A stronger than expected jobs boom is set to be the centre piece of the federal government's update on the state of the books, with latest indicators now showing the economy is well on its recovery from COVID-19.
Treasury documents set to be released as part of the mid-year economic fiscal outlook are anticipated to reveal a major jobs boom, exceeding government expectations as a result of swift economic rebound from the Delta lockdowns in the south east of the country.
Treasurer Josh Frydenberg will outline more than 150,000 additional jobs have been created than initially forecast in last May's budget, spruiking the momentum of the economy would generate over one million new employment opportunities over the next four years.
MYEFO's showcasing of robust projections comes off the back of Westpac's leading indicator unveiling optimists outweigh pessimists on the state of the future economy, despite concerns over new variants unravelling the recovery.
Australia's soaring job numbers has prompted Treasury to anticipate the unemployment rate by the June quarter next year to fall to 4.5 per cent and 4.25 per cent in the 2023 June quarter, making it the lowest level since the Global Financial Crisis.
The expectations also mark the second time since the 1970s where the sustained unemployment rate has dipped below 5 per cent.
Mr Frydenberg is poised to use MYEFO to cement jobs creation as a key economic priority for the Coalition ahead of the incoming election year.
"Saving jobs and creating jobs is a top economic priority," he said. "While we have avoided the scarring of the labour market that was characteristic of the 1980s and 1990s recessions, there are still many more new jobs to create.
"We have the economic plan to do this with the Treasury estimating around a million new jobs to be created over the next four years."

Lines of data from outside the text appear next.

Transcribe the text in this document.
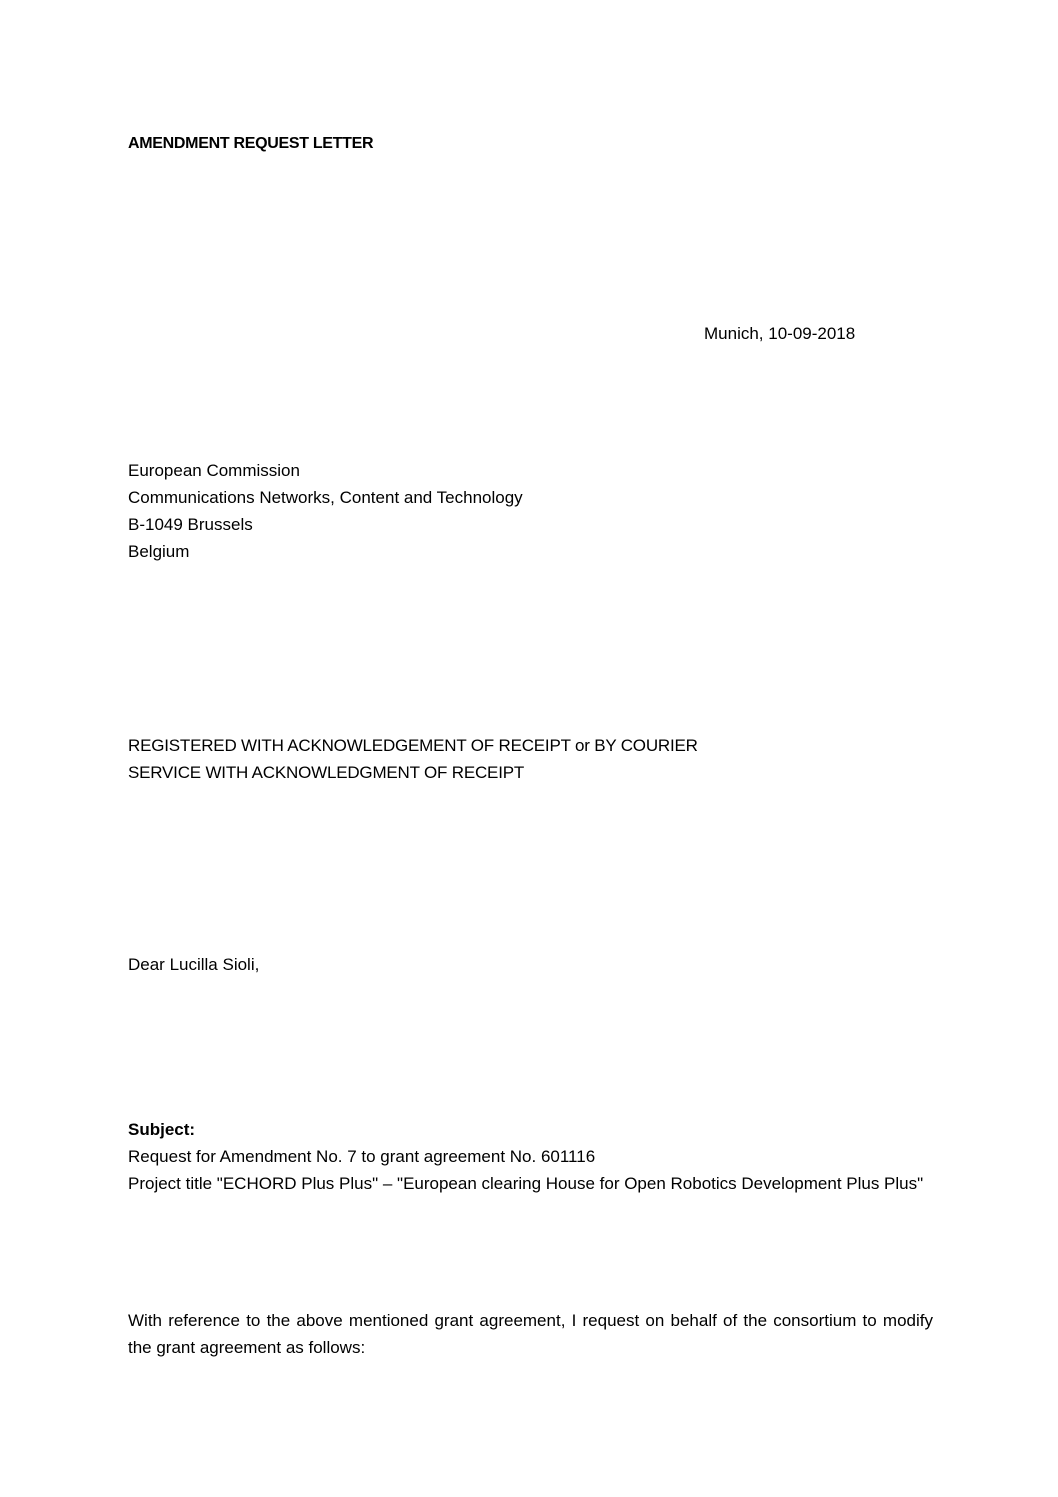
AMENDMENT REQUEST LETTER

Munich, 10-09-2018

European Commission
Communications Networks, Content and Technology
B-1049 Brussels
Belgium
REGISTERED WITH ACKNOWLEDGEMENT OF RECEIPT or BY COURIER
SERVICE WITH ACKNOWLEDGMENT OF RECEIPT

Dear Lucilla Sioli,

Subject:
Request for Amendment No. 7 to grant agreement No. 601116
Project title "ECHORD Plus Plus" – "European clearing House for Open Robotics Development Plus Plus"

With reference to the above mentioned grant agreement, I request on behalf of the consortium to modify the grant agreement as follows:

At the beginning of the pandemic, Treasury initially tipped a devastating slide in gross domestic product in excess of 20 per cent and an unemployment surging beyond 15 per cent due to the introduction of lockdowns which halted the economy.
NAB Economics anticipates the damage caused by the Delta variant which forced GDP for the third quarter to slide 1.9 per cent, would recover early in the coming year.
The major bank also flagged a tightening labour market with an unemployment rate of less than 4 per cent would see a pick up in wages growth.
Treasury's MYEFO analysis is expected to show the biggest pick up in jobs were in accommodation, food services and health care. Mr Frydenberg also flirted tax cuts would assist in the jobs recovery particularly for the private sector.
"Our tax cuts and business investment incentives are helping to create a new wave of economic activity as the baton is passed to the private sector helping to create more jobs and secure the recovery," he said.
"JobKeeper, the CashFlow Boost, Household Payments, the COVID Disaster Payment and Business Support payments did their job in saving lives and livelihoods."
The Coalition has additionally used the mid-year update to sledge Labor, claiming the opposition would be the only group disappointed about a booming economy.
"Only the Labor Party will be disappointed by the strong labour market outlook presented in MYEFO after years of talking down the economy as Australia recovers from this once in a century pandemic."
The Westpac-Melbourne Institute's consumer sentiment survey for December showed confidence in the economy fell 1 per cent to an index position 104.3, but still remained in positive.
Westpac's survey showed states which did incur lockdowns had a bigger swing in sentiment, but consumer concerns did remain over the emergence of the Omicron strain and its potential impact to the recovery from the pandemic.